Logically, the willingness for Zimbabweans to return is deterred by the continued economic crisis, alleged electoral rigging, and poor living conditions up until the present time. In a study by Pieter Frederick Janse van Vuuren, he argued that the continual mass exodus has periodically been occurring since 1997 as the political and economic situation continued to deteriorate. Crush and Tevera in their report found that from the time period between 2003 and 2009, when asked about reasons for leaving, most of the study group said that their reasons for leaving the country were economic. Van Vuuren labels this period ‘the great exodus’, reaching the area of 3-4 million people. What must be noted further, is that the study group ranged from migrants in Britain to migrants in South Africa. This shows a clear connection between Zimbabwean migrants irrespective of where they migrated to. Meaning, they all had the same motive.

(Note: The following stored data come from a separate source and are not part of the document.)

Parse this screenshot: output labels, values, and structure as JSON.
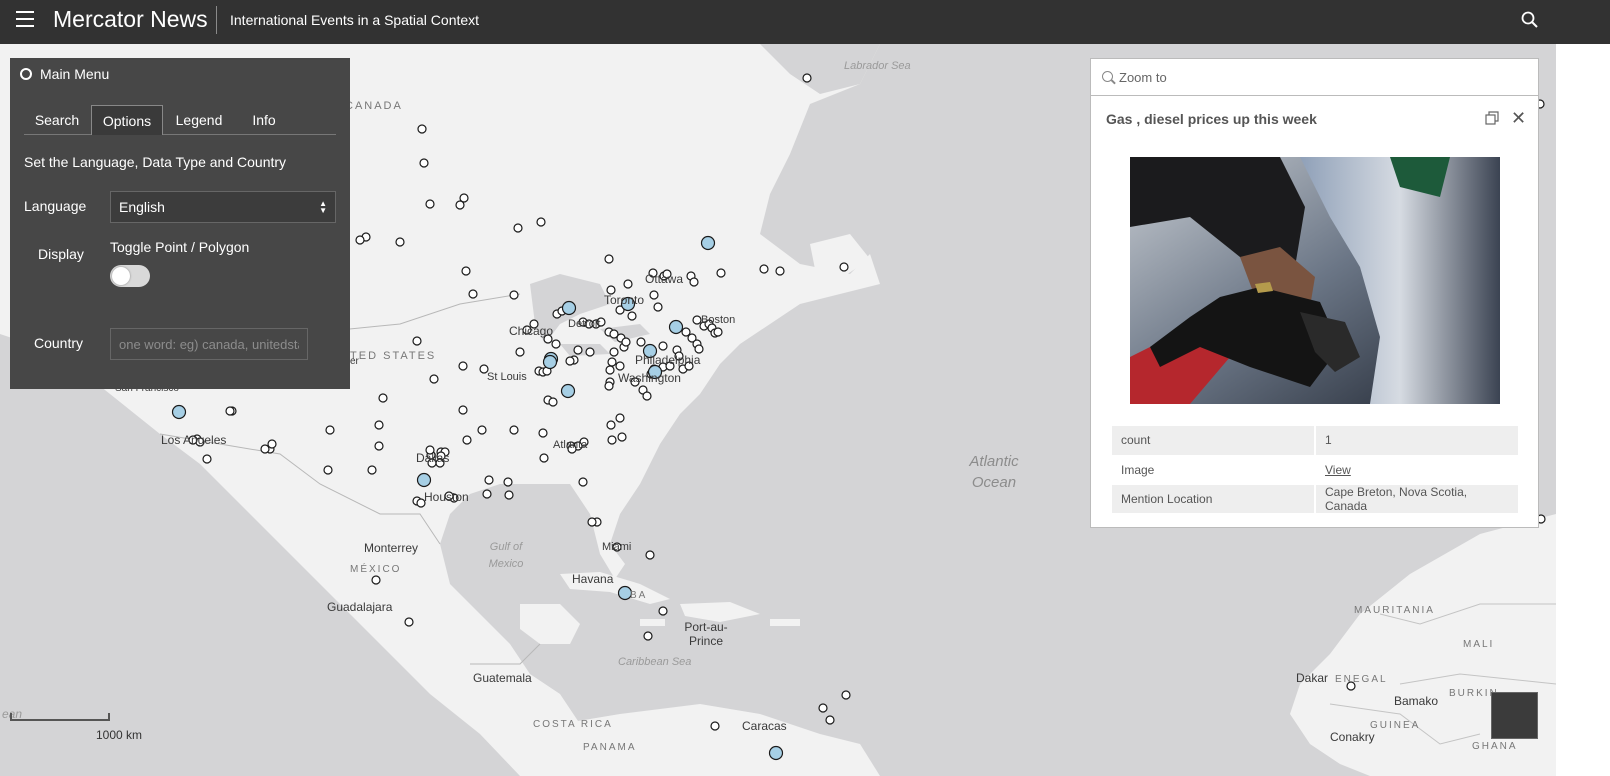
{
  "header": {
    "title": "Mercator News",
    "subtitle": "International Events in a Spatial Context"
  },
  "menu": {
    "title": "Main Menu",
    "tabs": [
      {
        "label": "Search",
        "active": false
      },
      {
        "label": "Options",
        "active": true
      },
      {
        "label": "Legend",
        "active": false
      },
      {
        "label": "Info",
        "active": false
      }
    ],
    "description": "Set the Language, Data Type and Country",
    "language_label": "Language",
    "language_value": "English",
    "display_label": "Display",
    "toggle_label": "Toggle Point / Polygon",
    "toggle_on": false,
    "country_label": "Country",
    "country_placeholder": "one word: eg) canada, unitedstates"
  },
  "popup": {
    "zoom_label": "Zoom to",
    "title": "Gas , diesel prices up this week",
    "attributes": [
      {
        "key": "count",
        "value": "1"
      },
      {
        "key": "Image",
        "value": "View"
      },
      {
        "key": "Mention Location",
        "value": "Cape Breton, Nova Scotia, Canada"
      }
    ]
  },
  "map": {
    "scale_label": "1000 km",
    "regions": [
      "CANADA",
      "UNITED STATES",
      "MÉXICO",
      "CUBA",
      "MAURITANIA",
      "MALI",
      "SENEGAL",
      "GUINEA",
      "BURKINA",
      "GHANA",
      "COSTA RICA",
      "PANAMA"
    ],
    "cities": [
      "Ottawa",
      "Toronto",
      "Boston",
      "Detroit",
      "Chicago",
      "Philadelphia",
      "Washington",
      "St Louis",
      "Atlanta",
      "Dallas",
      "Houston",
      "Miami",
      "Havana",
      "Los Angeles",
      "San Francisco",
      "Monterrey",
      "Guadalajara",
      "Guatemala",
      "Port-au-Prince",
      "Caracas",
      "Dakar",
      "Bamako",
      "Conakry",
      "Denver"
    ],
    "water_labels": [
      "Labrador Sea",
      "Gulf of Mexico",
      "Caribbean Sea",
      "Atlantic Ocean",
      "Ocean"
    ]
  },
  "colors": {
    "topbar": "#323232",
    "panel": "#474747",
    "map_land": "#f2f2f2",
    "map_water": "#d4d4d6",
    "marker_large": "#a6cfe5"
  }
}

This has led to what many scholars call a massive “brain drain” in Zimbabwe. “Brain drain” entails a loss in human capital, and presents several constraints on economic development. It can either be human resources leaving to go overseas, or to go and work in other countries in the region, such as Botswana. By 2010, as estimated by David Coltart, about 45,000 teachers left Zimbabwe in search of greener pastures. Even as early as 2005, Zimbabwe began experiencing a crisis with regards to medical health professionals. All of this data provides an overwhelming amount of evidence, which illustrates that linked to emigration and diaspora is a massive brain drain. This brain drain contributed extensively to the economic issues Zimbabwe faces because there are not enough professionals in the country tackling the difficult task of economic resurrection head on. Further, it is not just that people left overseas in search of better living conditions, but that there was a negative stigma attached to being a practicing professional in Zimbabwe. During my secondary schooling, it was almost entirely assumed that students would go overseas to pursue their degrees once they finished high school. Conversations centering on University of Zimbabwe, or other Zimbabwean universities were scant. Many of us grew up to think that being successful meant going to America, the UK, or Australia. And that only birthed a generation that sought to leave home in search of a better life. There are many exceptions to this observation, however the point remains the same.  

What shall we make of the situation as of present? A recent article by Forbes illustrates that Zimbabwe has entered another period of hyperinflation. This situation has created widespread panic and anxiety in the hearts of many Zimbabweans. So much so that currently, many shops face the issue of a buying frenzy wiping out all of their stock. Such an economic environment does not spell well for the country’s hopes in terms of the return of the diaspora. Many of them feel discouraged to come home when they take cognisance of what is going on back home, or hear from their families.

Unfortunately, in the meanwhile, families will remain torn apart, and many in the diaspora will continue to face hardship and stress in search for a better life for themselves and their families. The need for the brain drain problem to be fixed is inextricably linked to the need for Zimbabwe to resurrect its economy. All Zimbabweans can hope for in the present moment is that the Mnangagwa administration takes this opportunity to make history and change the legacy created by the previous regime. At the very least, make progress that leaves the gap open for the baton to be passed to the next presidency to build on the foundation hopefully laid by President Mnangagwa. In the meantime, all we can hope for is that Zimbabwe’s diaspora travels “far, far away”, and we as Zimbabweans find the financial security and prosperity that we are searching for.